Get the latest updates as we post them — right on your browser

. Last Updated: 07/27/2016

Fresh Fish From Tokyo

MTYoko's simple yet sophisticated interior design is pleasantly organic.
Sushi bars have invaded Moscow over the last several years, as a wave of inexpensive raw fish has swept into the city. Yet at the same time, the number of new upmarket Japanese restaurants can be counted on one hand. The arrival of Yoko, Arkady Novikov's latest Japanese creation, is thus an interesting phenomenon for bucking the trend.

Yoko's first striking feature is the spectacular view from the large windows that run across the face of the restaurant. Christ the Savior Cathedral looms large from across the road. Inside the restaurant, the interior is largely clad in lightwood and some pale marble. The simple yet sophisticated design is pleasantly uncluttered and organic.

The restaurant's head chef, Gennady Kim, previously worked as sous-chef under Seiji Kusano, executive chef of Seiji.
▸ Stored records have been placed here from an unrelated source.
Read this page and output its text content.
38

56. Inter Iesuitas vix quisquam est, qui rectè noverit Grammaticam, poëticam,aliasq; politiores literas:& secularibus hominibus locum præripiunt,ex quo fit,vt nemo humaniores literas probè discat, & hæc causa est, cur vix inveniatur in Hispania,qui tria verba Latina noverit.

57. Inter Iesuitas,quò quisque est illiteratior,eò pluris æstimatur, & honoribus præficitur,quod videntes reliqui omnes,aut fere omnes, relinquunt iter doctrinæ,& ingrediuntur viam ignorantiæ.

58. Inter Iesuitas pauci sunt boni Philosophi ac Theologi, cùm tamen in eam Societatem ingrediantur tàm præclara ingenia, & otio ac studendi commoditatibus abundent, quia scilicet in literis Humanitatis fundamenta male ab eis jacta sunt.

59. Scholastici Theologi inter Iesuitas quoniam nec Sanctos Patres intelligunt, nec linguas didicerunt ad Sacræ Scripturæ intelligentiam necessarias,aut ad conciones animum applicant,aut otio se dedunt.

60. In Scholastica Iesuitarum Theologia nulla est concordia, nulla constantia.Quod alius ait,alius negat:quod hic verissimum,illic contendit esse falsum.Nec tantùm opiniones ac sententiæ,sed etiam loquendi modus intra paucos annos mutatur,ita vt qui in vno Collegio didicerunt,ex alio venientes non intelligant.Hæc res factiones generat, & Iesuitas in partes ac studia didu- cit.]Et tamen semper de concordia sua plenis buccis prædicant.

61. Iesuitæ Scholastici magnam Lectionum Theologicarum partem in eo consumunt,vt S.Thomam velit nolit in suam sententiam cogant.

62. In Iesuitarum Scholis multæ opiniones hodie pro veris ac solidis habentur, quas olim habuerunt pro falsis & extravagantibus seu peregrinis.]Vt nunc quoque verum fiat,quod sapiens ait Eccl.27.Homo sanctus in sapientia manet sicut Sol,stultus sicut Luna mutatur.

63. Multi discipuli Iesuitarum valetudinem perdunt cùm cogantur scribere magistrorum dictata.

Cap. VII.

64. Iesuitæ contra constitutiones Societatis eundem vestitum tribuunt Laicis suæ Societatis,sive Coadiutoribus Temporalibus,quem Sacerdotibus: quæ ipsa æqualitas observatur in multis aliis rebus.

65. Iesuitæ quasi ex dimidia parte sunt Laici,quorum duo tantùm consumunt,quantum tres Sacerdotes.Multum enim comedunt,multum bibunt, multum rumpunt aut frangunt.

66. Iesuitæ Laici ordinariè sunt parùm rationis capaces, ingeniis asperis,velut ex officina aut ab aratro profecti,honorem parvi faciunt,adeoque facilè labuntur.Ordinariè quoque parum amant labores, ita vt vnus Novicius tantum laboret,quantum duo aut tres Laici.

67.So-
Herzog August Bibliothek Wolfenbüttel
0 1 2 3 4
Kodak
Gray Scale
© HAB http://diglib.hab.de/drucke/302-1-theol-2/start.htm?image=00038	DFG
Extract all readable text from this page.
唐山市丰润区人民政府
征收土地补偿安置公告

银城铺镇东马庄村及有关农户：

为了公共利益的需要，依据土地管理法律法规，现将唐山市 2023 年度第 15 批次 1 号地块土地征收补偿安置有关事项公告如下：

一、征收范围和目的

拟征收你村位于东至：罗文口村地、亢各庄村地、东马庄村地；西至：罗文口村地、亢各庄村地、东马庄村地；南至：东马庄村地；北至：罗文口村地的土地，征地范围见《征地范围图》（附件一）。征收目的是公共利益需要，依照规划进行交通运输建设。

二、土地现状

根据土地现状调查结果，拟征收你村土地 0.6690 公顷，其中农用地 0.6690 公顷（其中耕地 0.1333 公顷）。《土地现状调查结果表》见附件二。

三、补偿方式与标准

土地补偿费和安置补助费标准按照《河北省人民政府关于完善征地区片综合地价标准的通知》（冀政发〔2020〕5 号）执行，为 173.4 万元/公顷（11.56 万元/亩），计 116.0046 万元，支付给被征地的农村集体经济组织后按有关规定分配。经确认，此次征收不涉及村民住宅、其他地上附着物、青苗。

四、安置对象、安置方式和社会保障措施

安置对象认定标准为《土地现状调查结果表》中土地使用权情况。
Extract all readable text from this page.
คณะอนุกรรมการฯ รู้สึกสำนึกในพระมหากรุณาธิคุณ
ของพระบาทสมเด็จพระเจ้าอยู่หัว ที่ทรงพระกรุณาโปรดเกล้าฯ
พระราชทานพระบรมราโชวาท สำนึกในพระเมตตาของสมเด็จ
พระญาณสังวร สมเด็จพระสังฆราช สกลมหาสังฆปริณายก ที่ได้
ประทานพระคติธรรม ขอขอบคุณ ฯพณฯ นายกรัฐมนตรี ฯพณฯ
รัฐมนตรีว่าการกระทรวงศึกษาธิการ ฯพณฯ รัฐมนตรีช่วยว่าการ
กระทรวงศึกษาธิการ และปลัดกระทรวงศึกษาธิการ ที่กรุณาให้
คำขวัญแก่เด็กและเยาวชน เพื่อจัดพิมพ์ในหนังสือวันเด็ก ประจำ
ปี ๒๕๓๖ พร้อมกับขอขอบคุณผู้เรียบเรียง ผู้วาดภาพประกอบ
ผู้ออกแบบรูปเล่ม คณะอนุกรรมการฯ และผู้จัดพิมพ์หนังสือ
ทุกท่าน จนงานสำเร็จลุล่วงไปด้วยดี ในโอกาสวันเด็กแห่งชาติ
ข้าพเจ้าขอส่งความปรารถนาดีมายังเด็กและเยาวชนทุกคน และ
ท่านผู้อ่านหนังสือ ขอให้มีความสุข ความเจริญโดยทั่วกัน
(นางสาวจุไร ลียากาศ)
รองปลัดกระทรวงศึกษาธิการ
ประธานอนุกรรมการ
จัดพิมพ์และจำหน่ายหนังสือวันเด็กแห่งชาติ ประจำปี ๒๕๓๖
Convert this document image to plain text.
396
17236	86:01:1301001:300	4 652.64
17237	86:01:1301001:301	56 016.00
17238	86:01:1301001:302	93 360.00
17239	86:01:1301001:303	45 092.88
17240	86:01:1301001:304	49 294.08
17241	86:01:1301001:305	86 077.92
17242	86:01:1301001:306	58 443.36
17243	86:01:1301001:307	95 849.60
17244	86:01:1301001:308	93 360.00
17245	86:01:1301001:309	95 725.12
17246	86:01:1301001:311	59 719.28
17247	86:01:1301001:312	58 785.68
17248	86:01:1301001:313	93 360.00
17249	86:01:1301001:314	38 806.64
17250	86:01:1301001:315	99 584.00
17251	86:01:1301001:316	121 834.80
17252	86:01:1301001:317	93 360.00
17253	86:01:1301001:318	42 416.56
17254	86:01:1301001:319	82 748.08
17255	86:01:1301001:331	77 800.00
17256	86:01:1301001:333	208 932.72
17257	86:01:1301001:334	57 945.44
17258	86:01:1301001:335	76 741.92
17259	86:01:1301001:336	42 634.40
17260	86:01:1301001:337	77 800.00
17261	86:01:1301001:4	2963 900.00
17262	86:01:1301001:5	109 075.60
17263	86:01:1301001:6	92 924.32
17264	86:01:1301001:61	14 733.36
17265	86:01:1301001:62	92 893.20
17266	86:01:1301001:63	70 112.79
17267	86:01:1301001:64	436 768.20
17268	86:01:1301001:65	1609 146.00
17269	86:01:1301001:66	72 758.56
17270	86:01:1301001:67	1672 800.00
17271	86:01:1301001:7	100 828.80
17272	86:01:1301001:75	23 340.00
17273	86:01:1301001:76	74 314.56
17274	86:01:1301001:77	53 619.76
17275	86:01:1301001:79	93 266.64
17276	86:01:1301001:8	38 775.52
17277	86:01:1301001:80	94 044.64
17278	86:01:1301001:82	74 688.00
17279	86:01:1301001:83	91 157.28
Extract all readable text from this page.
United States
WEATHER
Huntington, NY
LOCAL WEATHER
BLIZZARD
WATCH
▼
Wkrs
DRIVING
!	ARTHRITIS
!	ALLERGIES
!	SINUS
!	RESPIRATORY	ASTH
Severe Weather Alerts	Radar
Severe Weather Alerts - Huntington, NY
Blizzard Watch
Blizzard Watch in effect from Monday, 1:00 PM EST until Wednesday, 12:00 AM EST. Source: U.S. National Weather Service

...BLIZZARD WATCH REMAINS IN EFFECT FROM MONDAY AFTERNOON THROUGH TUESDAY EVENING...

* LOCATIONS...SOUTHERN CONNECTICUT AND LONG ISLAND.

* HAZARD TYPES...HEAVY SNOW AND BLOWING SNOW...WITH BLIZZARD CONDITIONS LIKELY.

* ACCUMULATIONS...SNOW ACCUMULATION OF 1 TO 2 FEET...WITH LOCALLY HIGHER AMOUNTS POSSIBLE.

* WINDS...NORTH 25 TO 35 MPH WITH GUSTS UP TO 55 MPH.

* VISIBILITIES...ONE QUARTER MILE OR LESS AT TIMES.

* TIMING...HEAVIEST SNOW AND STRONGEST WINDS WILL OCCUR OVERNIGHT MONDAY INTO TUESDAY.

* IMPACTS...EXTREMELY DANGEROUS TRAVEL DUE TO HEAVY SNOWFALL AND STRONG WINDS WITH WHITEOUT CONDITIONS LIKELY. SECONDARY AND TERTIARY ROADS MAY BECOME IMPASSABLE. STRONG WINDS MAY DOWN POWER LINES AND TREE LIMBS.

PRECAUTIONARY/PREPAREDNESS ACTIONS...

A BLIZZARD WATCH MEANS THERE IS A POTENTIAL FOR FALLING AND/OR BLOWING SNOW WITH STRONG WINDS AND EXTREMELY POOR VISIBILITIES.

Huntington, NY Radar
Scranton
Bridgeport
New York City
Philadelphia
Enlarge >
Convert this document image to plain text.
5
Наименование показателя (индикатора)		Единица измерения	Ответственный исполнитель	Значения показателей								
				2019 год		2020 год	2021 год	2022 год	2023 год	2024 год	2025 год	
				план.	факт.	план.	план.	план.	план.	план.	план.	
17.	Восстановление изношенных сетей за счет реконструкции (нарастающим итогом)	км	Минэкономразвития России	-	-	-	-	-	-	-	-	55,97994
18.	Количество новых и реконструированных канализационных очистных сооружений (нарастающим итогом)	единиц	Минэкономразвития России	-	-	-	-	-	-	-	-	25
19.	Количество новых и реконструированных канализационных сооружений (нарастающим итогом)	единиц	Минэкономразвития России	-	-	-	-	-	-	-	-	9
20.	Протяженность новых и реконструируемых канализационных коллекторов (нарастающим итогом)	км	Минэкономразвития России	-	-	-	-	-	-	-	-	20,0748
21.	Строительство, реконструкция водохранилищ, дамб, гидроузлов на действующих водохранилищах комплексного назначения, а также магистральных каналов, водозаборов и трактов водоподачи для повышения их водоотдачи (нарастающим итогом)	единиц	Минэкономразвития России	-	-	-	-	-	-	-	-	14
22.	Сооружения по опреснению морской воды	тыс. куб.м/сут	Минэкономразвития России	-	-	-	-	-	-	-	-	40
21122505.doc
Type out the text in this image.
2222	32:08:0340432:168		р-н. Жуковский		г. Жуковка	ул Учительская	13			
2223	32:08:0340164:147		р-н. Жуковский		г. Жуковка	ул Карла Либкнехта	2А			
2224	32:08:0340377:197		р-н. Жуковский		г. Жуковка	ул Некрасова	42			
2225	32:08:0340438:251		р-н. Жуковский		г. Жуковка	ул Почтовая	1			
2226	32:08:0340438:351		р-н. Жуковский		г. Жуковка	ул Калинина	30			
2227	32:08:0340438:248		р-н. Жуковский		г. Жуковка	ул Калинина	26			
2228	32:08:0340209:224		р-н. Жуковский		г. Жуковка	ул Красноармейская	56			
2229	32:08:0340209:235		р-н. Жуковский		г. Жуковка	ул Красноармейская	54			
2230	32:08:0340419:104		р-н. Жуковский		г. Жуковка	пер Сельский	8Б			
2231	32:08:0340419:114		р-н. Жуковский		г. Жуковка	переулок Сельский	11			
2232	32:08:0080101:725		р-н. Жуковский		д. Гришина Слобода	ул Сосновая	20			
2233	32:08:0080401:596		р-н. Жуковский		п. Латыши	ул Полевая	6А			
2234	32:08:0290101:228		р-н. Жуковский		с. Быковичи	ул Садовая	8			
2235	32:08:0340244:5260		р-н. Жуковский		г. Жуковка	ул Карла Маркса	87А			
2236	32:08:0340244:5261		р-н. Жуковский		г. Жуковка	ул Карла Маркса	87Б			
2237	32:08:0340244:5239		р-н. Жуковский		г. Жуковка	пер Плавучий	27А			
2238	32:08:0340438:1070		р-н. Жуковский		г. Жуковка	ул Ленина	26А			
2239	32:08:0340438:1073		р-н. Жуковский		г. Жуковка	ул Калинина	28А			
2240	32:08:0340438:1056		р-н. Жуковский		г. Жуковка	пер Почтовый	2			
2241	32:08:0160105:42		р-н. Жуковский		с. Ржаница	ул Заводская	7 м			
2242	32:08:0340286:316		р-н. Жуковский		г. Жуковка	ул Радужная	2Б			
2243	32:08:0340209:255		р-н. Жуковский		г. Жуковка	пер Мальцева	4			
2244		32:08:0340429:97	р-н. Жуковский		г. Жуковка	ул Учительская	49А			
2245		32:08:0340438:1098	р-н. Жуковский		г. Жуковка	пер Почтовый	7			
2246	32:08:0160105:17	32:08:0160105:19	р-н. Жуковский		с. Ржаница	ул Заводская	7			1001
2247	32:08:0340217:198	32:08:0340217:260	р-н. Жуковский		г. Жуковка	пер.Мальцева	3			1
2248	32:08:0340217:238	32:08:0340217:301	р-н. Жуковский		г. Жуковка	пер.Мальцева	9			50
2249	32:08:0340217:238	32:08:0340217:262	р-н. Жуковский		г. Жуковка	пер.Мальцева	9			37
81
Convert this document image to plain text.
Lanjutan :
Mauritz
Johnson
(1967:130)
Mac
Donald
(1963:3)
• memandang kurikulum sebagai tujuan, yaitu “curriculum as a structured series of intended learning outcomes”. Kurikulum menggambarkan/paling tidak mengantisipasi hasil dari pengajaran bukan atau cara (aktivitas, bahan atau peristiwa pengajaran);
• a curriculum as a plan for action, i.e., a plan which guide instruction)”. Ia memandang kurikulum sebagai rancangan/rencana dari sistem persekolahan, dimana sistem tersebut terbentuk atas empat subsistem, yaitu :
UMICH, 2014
Yoko prides itself on its fresh fish, which is flown in twice a week from Tokyo's seafood auction markets. The menu offers a classical range of sashimi, sushi and rolls, with the sashimi ranging in price from 550 to 1,410 rubles, sushi averaging around 130 to 240 rubles and rolls going for 120 to 790 rubles. The mains come prepared with various European touches such as Japanese mayonnaise or balsamic vinegar. Choices include prawns in garlic and ginger sauce (680 rubles), sea perch with teriyaki sauce (740 rubles), black cod with teriyaki sauce (810 rubles) and salmon with vegetables and teriyaki sauce (640 rubles). The restaurant's other main drawing card -- Kobe steak -- also comes teriyaki-style (3,850 rubles for a 210-gram serving).

Sake starts at 580 rubles for a 150-milliliter portion, while Sapporo beer costs 280 rubles a half-liter.